Sind plastische Gesichtsrekonstruktionen wissenschaftlich seriös (Anthropologie)?
Hallo, häufig wird im TV gezeigt, wie beispielsweise Schädelfunde von Menschen aus der Jungsteinzeit oder von Moorleichen virtuell mit Fleisch bedeckt werden. Dann wird behauptet "so ungefähr hat der Mensch ausgesehen".
Was heißt ungefähr? Heißt es dass -rein theoretisch- Angehörige das Gesicht wiedererkennen würden? Oder ist das Resultat ein Durchschnittsgesicht aufgrund statistischer Daten zu Gewebestärken der Weichteile an verschiedenen Kopfpartien?
Oder entspricht das Ergebnis lediglich der Phantasie des Präparators?
Da wurde das Gesicht einer weiblichen Moorleiche rekonstruiert. Die Rekonstruktion zeigt ein zauberhaft hübsches Gesicht einer jungen Frau. Wie will der Präparator wissen dass die Frau zu Lebzeiten einen schönen Mund und eine schmale Nase und ein attraktives Gesicht hatte? Denn dem Schädel sind keine Informationen zu entnehmen, ob die Frau etwa ein dickes Gesicht hatte weil sie gut genährt war oder ein schmales Gesicht. Der Schädel gibt auch keine Information über Hautfalten, schmale oder dicke Lippen, Form der Nase, etc. ... (ist meine Meinung).
Das ließe sich einfach verifizieren indem das Gesicht eines verstorbenen Zeitgenossen rekonstruiert wird ohne dass der Präparator Fotos zu sehen bekommt, die den Verstorbenen zu Lebzeiten zeigen.
Wurde wissenschaftlich nachgewiesen dass Gesichtsrekonstruktionen seriös sind?
2 Antworten
Du hast völlig Recht: vieles bleibt der Fantasie des „Präparators“ (?) überlassen.

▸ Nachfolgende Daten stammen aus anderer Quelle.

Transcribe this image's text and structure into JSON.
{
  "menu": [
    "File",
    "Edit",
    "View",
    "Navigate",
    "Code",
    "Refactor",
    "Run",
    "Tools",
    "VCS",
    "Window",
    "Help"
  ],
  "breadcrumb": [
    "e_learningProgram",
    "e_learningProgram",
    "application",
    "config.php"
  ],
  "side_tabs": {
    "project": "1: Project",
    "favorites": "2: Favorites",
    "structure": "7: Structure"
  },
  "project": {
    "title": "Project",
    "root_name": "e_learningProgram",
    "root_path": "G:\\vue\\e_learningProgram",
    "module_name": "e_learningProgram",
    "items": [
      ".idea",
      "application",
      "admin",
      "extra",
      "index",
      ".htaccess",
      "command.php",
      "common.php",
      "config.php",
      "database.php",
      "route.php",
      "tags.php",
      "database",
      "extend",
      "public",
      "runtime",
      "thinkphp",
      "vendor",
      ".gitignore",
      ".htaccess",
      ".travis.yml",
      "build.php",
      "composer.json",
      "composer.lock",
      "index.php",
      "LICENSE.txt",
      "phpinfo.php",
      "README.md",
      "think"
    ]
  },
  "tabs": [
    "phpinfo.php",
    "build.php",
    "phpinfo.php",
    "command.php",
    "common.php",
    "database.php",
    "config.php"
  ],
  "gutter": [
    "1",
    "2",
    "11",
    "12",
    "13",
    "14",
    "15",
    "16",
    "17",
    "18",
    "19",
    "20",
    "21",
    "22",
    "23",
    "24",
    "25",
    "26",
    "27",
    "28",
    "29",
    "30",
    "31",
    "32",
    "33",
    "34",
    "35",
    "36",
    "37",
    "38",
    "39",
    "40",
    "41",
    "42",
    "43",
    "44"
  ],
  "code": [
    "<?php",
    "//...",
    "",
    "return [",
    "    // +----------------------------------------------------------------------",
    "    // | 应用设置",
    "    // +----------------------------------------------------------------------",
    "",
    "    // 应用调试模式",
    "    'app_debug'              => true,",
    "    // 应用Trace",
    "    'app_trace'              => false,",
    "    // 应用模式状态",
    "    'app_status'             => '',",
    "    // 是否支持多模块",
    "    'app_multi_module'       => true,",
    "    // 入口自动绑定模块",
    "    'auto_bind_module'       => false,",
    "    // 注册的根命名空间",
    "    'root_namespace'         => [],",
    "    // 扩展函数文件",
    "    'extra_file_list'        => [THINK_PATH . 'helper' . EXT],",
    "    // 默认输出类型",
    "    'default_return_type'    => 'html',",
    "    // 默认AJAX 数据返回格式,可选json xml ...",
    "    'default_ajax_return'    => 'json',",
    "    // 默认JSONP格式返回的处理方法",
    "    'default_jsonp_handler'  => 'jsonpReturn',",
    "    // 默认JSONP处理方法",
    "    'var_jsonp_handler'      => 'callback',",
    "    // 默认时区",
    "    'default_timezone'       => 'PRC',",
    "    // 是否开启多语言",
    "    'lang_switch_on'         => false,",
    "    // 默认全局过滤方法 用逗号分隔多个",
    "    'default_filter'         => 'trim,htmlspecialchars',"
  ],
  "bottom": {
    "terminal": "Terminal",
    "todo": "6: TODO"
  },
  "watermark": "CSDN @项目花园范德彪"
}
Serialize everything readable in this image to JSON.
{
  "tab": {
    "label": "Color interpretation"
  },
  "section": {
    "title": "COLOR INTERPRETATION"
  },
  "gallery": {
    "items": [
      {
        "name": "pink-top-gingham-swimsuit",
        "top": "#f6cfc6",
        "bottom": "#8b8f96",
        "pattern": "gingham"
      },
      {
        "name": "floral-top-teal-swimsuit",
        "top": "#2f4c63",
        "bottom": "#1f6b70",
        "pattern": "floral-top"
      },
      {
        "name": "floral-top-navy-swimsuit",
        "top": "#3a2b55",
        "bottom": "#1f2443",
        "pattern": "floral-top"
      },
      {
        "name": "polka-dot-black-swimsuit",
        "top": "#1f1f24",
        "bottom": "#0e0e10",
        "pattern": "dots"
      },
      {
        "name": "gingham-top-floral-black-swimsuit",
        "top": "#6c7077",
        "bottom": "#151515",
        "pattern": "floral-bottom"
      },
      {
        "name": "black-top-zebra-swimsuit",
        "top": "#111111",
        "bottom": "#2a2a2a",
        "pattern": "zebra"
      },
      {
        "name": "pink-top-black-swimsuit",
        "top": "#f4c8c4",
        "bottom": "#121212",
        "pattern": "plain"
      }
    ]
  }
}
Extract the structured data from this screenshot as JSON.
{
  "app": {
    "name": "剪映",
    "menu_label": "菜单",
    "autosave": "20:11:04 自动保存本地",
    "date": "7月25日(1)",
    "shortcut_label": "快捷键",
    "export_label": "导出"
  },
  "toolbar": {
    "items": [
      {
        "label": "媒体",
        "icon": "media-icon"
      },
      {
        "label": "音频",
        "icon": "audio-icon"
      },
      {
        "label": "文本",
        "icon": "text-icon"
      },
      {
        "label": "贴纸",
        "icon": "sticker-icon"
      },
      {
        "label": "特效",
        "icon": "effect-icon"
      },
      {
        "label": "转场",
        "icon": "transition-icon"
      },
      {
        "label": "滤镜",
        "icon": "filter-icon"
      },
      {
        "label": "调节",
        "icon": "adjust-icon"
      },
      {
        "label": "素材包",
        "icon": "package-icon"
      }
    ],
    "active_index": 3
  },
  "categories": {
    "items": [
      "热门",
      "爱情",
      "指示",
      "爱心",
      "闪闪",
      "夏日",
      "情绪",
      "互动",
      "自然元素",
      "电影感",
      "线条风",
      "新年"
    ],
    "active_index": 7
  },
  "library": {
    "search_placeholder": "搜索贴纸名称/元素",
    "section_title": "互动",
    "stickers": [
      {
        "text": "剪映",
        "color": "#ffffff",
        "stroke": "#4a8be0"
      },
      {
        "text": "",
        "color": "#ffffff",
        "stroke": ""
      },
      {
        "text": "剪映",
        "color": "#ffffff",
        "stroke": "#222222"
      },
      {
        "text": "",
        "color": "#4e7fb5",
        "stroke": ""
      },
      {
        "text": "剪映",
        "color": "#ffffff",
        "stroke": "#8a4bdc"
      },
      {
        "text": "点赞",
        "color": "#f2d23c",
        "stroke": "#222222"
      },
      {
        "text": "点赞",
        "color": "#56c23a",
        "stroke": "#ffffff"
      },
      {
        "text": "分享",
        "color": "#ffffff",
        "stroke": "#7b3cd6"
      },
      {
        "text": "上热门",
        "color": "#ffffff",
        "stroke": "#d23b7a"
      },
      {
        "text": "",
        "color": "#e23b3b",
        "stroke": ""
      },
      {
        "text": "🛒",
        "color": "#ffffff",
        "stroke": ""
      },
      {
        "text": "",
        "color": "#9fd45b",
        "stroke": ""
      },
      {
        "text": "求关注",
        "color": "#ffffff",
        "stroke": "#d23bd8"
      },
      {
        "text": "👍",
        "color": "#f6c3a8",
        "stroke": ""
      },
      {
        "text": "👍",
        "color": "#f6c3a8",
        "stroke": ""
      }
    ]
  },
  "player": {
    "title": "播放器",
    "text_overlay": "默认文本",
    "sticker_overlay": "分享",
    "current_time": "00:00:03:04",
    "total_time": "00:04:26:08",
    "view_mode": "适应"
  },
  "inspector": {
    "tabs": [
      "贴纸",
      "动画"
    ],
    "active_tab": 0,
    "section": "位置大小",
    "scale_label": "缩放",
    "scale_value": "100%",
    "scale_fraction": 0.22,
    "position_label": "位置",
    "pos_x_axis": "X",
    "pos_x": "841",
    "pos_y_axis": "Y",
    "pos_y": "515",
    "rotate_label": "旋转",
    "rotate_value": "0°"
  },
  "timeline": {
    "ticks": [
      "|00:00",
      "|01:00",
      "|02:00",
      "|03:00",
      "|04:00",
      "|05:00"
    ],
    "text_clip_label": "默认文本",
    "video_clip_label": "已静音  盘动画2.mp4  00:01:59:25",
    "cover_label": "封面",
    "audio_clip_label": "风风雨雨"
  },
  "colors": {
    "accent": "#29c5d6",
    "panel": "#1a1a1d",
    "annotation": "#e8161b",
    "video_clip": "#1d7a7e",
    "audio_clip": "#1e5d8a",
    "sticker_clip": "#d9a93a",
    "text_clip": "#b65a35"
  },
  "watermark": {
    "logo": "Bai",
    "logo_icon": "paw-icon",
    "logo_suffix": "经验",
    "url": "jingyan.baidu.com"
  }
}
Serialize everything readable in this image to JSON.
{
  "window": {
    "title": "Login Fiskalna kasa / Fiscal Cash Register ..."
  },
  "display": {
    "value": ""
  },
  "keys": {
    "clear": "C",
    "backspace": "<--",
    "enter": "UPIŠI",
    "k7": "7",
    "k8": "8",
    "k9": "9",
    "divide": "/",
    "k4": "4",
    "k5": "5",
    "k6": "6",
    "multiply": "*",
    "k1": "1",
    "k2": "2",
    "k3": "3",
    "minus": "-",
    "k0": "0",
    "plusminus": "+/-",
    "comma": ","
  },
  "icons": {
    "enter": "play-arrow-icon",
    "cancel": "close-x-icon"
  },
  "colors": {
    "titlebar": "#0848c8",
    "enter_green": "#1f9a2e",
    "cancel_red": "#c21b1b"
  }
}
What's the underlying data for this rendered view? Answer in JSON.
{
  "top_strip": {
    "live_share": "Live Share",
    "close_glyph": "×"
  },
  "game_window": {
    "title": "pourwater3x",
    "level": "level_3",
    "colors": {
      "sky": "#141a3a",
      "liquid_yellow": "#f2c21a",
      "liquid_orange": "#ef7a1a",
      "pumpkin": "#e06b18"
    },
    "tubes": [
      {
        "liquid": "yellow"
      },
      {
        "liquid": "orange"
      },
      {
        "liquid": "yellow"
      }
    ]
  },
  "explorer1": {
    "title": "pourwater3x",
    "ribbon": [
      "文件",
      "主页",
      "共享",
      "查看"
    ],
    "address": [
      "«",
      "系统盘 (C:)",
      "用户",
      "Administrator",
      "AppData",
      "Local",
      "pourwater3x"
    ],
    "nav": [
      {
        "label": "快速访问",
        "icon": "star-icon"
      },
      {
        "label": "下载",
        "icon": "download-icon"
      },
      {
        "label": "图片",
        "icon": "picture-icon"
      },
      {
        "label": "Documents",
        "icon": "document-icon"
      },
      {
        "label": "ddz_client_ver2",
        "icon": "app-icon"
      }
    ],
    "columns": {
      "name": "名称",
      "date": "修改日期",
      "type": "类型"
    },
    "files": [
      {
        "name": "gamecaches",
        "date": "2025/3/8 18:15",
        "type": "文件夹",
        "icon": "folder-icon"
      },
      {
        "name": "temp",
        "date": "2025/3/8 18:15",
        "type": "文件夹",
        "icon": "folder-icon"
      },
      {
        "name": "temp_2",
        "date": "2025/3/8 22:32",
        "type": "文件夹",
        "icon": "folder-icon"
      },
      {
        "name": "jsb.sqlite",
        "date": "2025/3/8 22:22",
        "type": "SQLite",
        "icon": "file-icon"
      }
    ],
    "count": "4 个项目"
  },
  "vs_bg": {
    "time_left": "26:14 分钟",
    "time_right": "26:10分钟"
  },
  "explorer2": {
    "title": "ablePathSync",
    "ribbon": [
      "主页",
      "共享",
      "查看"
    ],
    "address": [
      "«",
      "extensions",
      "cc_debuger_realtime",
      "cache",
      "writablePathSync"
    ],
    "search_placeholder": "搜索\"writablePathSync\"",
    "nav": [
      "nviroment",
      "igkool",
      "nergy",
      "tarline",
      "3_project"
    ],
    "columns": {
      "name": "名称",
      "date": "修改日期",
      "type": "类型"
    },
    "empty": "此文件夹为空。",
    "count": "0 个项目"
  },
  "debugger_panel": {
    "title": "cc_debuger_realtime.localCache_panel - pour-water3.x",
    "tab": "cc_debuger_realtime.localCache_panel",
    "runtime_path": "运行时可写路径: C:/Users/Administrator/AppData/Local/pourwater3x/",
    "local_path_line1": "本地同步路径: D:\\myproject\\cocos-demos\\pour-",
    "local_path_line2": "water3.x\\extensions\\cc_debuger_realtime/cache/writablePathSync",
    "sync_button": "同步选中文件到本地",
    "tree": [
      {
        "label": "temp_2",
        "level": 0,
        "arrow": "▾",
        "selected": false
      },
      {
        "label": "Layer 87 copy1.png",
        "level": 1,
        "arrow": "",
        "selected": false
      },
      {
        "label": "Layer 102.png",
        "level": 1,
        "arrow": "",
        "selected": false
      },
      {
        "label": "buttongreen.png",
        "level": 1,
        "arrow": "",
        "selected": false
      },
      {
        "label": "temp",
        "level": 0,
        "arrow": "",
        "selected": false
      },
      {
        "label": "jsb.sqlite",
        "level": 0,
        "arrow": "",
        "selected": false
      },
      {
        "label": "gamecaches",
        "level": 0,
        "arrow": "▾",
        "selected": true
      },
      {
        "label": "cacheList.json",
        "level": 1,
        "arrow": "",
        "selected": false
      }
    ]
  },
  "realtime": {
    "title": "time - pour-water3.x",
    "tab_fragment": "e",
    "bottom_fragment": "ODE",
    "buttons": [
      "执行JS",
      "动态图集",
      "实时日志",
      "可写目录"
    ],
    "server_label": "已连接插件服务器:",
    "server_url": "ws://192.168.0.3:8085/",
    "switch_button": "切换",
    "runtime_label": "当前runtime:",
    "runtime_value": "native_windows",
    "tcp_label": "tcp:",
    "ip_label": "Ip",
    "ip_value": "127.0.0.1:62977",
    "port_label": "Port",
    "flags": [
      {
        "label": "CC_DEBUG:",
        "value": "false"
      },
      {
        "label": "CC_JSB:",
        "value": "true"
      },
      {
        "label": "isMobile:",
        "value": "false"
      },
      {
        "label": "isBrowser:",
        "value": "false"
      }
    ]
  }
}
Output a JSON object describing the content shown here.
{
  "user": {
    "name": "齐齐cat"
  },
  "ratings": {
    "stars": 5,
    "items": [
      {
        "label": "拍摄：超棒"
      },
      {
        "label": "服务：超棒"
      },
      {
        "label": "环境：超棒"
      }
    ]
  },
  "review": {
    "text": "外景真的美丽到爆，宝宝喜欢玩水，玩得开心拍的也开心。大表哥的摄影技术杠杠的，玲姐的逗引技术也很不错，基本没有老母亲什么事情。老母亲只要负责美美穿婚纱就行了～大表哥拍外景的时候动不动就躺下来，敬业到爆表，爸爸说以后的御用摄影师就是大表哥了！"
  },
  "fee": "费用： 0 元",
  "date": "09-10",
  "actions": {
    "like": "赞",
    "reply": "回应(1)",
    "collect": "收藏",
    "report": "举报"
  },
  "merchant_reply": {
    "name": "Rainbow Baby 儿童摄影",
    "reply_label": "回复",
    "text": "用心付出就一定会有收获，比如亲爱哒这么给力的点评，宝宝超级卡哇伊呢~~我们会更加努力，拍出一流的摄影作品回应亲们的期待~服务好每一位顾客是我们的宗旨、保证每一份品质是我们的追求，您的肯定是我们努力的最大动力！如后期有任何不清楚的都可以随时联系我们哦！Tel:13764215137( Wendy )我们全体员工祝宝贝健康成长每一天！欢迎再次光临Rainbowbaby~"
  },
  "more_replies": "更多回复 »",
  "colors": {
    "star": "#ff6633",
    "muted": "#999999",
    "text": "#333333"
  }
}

Die Zeitschrift Science sagt dazu: „Der grundlegende wissenschaftliche Beweis setzt sich aus einem beschämend kleinen Aufgebot von Knochen zusammen, aus dem die Entwicklungsgeschichte des Menschen konstruiert werden soll. Ein Anthropologe verglich die Aufgabe mit dem Versuch, die Handlung des Romans Krieg und Frieden anhand von 13 wahllos herausgegriffenen Seiten zu rekonstruieren.“ (Constance Holden, „The Politics of Paleoanthropology“. Science, 14. August 1981, S. 737.)
Hier ein Auszug aus „Der Ursprung des Lebens: Fünf Fragen kritisch beleuchtet“:
>ZEICHNUNGEN UND MODELLE VON AFFENMENSCHENFakt: In Lehrbüchern und Museen werden die sogenannten Urmenschen oft mit ganz bestimmten Gesichtszügen und entsprechender Behaarung und Hautfarbe dargestellt, sodass die älteren „Vorfahren“ eher affenähnliche Züge haben und die jüngeren mehr wie Menschen aussehen.
Frage: Können Wissenschaftler wirklich aus fossilen Fragmenten solche äußerlichen Merkmale rekonstruieren?
Antwort: Nein. Carl N. Stephan, forensischer Anthropologe am Institut für Anatomie der Universität Adelaide (Australien), schrieb 2003: „Man kann nicht überprüfen, wie die Gesichter früher menschlicher Vorfahren ausgesehen haben, und sie deshalb auch nicht objektiv rekonstruieren.“ Da sich solche Nachbildungen an heutigen Affen orientieren, seien sie „wahrscheinlich immer stark von persönlichen Ansichten gefärbt, äußerst ungenau und unzuverlässig“. Zu welchem Schluss kommt er? „Jede Rekonstruktion des Gesichts eines frühen Hominiden ist mit großer Wahrscheinlichkeit irreführend.“
LG ...
Der reinen Phantasie entsprechen solche Rekonstruktionen sicher nicht, schau mal https://www.chirurgie-portal.de/news/gesichtsrekonstruktion.html
Denn dem Schädel sind keine Informationen zu entnehmen, ob die Frau etwa ein dickes Gesicht hatte weil sie gut genährt war oder ein schmales Gesicht.
Ggf. aber geben die Überreste von Kleidungsstücken hier einen Hinweis.